Let’s delve into some of the details. The centerpiece of Pixel Visual Core is the Google-designed Image Processing Unit (IPU)—a fully programmable, domain-specific processor designed from scratch to deliver maximum performance at low power. With eight Google-designed custom cores, each with 512 arithmetic logic units (ALUs), the IPU delivers raw performance of over 3 trillion operations per second on a mobile power budget. Using Pixel Visual Core, HDR+ can run 5x faster and at less than 1/10th the energy than running on the application processor (AP). A key ingredient to the IPU’s efficiency is the tight coupling of hardware and software—our software controls many more details of the hardware than in a typical processor. Handing more control to the software makes the hardware simpler and more efficient, but it also makes the IPU challenging to program using traditional programming languages. To avoid this, the IPU leverages domain-specific languages that ease the burden on both developers and the compiler: Halide for image processing and TensorFlow for machine learning. A custom Google-made compiler optimizes the code for the underlying hardware.
In the coming weeks, we will enable Pixel Visual Core as a developer option in the developer preview of Android Oreo 8.1 (MR1). Later, we will enable it to all third-party apps using the Android Camera API, giving them access to the Pixel 2’s HDR+ technology.
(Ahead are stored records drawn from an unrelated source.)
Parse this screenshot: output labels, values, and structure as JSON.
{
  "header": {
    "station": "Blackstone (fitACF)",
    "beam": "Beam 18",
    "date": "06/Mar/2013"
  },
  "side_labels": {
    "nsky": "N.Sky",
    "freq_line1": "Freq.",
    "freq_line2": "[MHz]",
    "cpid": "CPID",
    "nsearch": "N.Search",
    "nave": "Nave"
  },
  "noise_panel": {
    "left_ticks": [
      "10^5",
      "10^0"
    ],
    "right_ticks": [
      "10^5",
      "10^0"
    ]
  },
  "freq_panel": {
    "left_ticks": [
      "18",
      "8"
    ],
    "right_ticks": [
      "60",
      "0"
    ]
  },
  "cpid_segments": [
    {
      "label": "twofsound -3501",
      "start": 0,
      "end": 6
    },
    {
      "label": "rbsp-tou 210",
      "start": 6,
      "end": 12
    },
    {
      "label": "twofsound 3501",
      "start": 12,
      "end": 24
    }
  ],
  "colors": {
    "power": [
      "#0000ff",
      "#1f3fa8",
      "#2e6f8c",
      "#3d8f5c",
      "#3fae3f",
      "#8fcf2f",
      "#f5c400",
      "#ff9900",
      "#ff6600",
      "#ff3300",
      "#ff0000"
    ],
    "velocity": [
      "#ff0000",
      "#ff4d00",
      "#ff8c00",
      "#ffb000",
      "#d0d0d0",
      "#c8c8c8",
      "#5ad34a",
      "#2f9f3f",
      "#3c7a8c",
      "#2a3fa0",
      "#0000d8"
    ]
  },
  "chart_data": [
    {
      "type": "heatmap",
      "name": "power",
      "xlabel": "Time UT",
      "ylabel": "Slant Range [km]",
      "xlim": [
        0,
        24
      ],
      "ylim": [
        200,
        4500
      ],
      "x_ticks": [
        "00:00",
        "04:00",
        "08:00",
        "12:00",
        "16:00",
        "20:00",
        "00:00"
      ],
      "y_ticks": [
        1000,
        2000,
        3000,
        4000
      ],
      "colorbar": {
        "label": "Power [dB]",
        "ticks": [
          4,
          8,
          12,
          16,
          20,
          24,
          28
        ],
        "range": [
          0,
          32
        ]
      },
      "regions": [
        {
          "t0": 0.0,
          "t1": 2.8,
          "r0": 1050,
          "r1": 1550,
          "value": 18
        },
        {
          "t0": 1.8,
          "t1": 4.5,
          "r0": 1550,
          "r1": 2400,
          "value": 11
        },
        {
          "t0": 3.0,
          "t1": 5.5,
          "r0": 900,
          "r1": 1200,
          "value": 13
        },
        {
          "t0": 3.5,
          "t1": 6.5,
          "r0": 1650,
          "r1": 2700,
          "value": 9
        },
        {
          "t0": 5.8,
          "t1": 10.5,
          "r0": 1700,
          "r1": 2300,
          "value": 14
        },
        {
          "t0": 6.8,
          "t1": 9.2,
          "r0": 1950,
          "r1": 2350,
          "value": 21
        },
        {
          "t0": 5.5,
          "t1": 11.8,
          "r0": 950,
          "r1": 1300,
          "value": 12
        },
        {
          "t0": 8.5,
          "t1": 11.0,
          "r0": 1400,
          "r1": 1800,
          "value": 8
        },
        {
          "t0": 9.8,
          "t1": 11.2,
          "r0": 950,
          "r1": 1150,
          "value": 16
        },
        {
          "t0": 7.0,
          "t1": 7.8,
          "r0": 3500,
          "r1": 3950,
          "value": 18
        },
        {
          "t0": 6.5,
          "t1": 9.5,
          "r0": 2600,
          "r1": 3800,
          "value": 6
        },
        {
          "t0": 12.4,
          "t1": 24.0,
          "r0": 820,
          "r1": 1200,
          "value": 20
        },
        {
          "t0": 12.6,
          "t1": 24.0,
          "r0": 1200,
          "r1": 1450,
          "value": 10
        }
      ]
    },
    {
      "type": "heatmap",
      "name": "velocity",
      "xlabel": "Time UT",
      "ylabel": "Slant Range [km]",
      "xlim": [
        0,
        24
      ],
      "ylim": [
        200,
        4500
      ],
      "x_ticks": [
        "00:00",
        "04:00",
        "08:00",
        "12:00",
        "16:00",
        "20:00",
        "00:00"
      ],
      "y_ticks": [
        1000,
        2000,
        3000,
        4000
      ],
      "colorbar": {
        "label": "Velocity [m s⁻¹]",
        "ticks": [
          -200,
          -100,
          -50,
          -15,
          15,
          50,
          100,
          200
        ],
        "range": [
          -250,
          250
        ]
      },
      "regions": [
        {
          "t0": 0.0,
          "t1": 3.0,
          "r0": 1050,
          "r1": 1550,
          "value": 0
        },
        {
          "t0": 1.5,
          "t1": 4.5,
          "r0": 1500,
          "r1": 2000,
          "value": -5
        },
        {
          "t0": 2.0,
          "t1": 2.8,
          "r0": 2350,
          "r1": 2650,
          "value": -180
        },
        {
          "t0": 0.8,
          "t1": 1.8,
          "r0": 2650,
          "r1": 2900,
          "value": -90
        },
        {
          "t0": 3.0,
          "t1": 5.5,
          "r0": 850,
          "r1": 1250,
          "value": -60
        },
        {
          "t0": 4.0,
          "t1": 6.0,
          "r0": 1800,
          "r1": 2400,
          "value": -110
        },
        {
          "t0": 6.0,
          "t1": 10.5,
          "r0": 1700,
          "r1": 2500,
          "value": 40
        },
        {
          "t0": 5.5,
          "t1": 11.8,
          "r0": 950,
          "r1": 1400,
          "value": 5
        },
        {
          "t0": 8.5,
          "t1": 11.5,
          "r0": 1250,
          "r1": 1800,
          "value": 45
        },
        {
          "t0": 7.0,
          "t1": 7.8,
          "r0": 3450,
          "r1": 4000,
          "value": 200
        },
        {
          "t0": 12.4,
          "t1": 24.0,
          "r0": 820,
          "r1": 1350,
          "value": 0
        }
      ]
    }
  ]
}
We can’t wait to see the beautiful HDR+ photography which you already get through your Pixel 2 camera also be available in your favorite photography apps.
HDR+ is the first application to run on Pixel Visual Core. As noted above, Pixel Visual Core is programmable and we are already preparing the next set of applications. The great thing is that as we follow up with more, new applications on Pixel Visual Core, Pixel 2 will continue to improve. We’ll keep rolling out other imaging and ML innovations over time—keep an eye out!